Варварин крест
Шрифт:
Народу в этих «хоромах» было набито столько, что свободно негде было вкрутить ногу. Старые жильцы стали двигаться на нарах, давая место новым. Постепенно все разместились, и Жорка остался стоять один в проходе. С боковых нар, прямо напротив печки, спрыгнул мужичок и развязной походкой зашагал к Жорке.
– Так-так-так… И кто это у нас тут? Какого ты пристыл? Тебе что, наши апартаменты не по вкусу? Или встреча не та?
– Апартаменты, как в «Астории», а ты, я смотрю, шнырь коридорный? – Жорка Адэский сразу, сходу дал понять – мол, меня без хрена не проглотишь.
– Ты
Назревала маленькая заварушка, у которой могли быть крупные последствия. В словесную перекуску вмешался третий, цыкнув на шныря.
– Засохни, Прыщ, не видишь, человек с дороги устал, а ты варежку разеваешь. Надо как следует встретить, шконку поближе к теплухе.
– Ща оформим, – Прыщ заюлил.
На таких же нарах напротив, на нижней полке ютились четыре человека вместо положенного одного. Это были учитель музыки, осуждённый за любовь к произведениям Баха; колхозник, спёрший мешок картошки у совхоза для своих голодных детей; интеллигентишка, имевший неосторожность сказать что-то хорошее о царе и был услышан соседом по коммуналке; и ещё дворник, служивший при какой-то церквушке, обвинённый в антисоветской пропаганде. Прыщ подскочил к ним, вытянув обе руки, согнутые в локтях, растопырив скрюченные пальцы, как когти у кошки, и зашипел зловеще.
– А ну, черви, ша отсюда, человеку отдохнуть надо!
У измученных работой на стройке дороги, забитых, затравленных людей не было сил сопротивляться – и нары были освобождены.
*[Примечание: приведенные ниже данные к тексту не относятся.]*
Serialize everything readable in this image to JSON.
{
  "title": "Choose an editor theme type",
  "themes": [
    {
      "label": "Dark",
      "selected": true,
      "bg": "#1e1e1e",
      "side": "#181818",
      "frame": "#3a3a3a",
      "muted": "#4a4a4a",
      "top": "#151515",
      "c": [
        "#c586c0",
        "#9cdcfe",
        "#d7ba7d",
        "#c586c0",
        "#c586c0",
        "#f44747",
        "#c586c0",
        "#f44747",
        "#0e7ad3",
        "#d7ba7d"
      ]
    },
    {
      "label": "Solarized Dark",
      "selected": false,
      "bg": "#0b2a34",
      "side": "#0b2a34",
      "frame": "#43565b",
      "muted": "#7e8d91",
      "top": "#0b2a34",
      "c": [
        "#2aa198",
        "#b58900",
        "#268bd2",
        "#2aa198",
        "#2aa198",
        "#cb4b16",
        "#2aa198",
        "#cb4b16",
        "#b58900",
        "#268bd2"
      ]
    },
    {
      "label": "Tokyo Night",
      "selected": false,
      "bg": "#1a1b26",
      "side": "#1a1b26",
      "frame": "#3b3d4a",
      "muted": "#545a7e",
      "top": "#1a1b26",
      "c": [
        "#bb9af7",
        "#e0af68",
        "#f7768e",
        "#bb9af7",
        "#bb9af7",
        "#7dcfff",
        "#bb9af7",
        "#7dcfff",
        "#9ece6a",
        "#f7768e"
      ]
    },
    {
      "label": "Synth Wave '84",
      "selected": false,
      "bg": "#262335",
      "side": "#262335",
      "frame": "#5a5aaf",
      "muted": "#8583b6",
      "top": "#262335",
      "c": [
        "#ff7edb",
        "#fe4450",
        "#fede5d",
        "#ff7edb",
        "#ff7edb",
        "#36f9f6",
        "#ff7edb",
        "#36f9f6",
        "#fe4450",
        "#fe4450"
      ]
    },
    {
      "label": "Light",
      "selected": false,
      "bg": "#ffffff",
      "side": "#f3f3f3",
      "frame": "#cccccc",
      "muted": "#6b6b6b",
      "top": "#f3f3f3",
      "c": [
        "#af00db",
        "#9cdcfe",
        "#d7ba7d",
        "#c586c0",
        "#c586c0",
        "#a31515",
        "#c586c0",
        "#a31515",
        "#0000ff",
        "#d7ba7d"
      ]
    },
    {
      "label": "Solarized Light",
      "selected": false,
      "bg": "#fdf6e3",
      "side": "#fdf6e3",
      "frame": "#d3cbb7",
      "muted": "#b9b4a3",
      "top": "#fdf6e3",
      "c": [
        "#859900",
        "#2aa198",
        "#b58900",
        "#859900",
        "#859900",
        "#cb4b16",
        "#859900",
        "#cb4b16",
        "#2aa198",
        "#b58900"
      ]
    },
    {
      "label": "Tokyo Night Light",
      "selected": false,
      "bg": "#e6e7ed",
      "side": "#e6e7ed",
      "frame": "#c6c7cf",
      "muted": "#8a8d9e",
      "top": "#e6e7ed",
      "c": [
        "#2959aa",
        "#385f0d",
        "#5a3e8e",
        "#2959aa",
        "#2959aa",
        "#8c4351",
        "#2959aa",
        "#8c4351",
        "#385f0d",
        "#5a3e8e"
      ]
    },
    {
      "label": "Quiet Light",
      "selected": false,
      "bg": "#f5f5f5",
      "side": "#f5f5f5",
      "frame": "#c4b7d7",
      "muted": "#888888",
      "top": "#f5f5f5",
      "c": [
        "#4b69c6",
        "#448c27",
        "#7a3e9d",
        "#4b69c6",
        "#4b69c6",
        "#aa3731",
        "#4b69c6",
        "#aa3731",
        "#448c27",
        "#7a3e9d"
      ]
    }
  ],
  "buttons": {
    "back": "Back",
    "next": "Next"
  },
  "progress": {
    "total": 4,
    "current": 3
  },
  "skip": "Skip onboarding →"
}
Открылось подобие дверей, впуская холод в и без того продуваемый всеми ветрами барак. Надзиратель с порога гаркнул:
– Шабанов, на выход!
Тот третий, который осадил Прыща, лениво встал и вразвалку пошёл к дверям.
– Куда это его? – поинтересовался Адэский.
– А кто же его знает – может, за пулей, а может, за медалью! – загоготал Прыщ.
Жорка огляделся по сторонам: заключённые лежали штабелями, не раздеваясь и не снимая обуви, несколько человек то там, то здесь сидели. Время от времени кто-то из них заходился в чахоточном кашле, иногда слышались слабые стоны. На соседних нарах дворник и музыкант перешёптывались.
– Вот, Иван Кузьмич, видите, до чего жизнь в безбожии доводит… Одни бесы и кровососы вокруг: если работой непосильной или голодом не заморят, то вот эти убьют.
– Тихо вы, Никита, тихо, а то и до утра не доживём.
– Эх, нам бы в третий барак попасть… Там, говорят, лучше и тише. У них в бараке в сидельцах батюшка православный есть.
– Да у вас что, горячка, Никита? Откуда здесь священник? Их же сюда никогда не ссылают.
– Теперь, видать, ссылают.
Жорка прислушивался к еле слышному шёпоту.
– Откуда вы это знаете?
– В женском бараке для лагерной обслуги, где прачечная, бабёнка православная в прачках ходит, мы с ней случайно столкнулись, так она и сказала.
– Ох, Никита!
– Да что вы всё охаете, Иван Кузьмич?
– Не говорите про это больше никому, а то быть беде, и вообще, ложитесь: вместе с солнцем опять на каменоломни погонят, – Кузьмич захлебнулся чахоточным кашлем. Никита встал, взял с печки чайник, налил в железную кружку жидкость, терпко пахнущую еловой хвоей.
– Вот, выпейте, Иван Кузьмич.
Иван Кузьмич отхлебнул несколько раз горячую жижу, и кашель понемногу стал утихать.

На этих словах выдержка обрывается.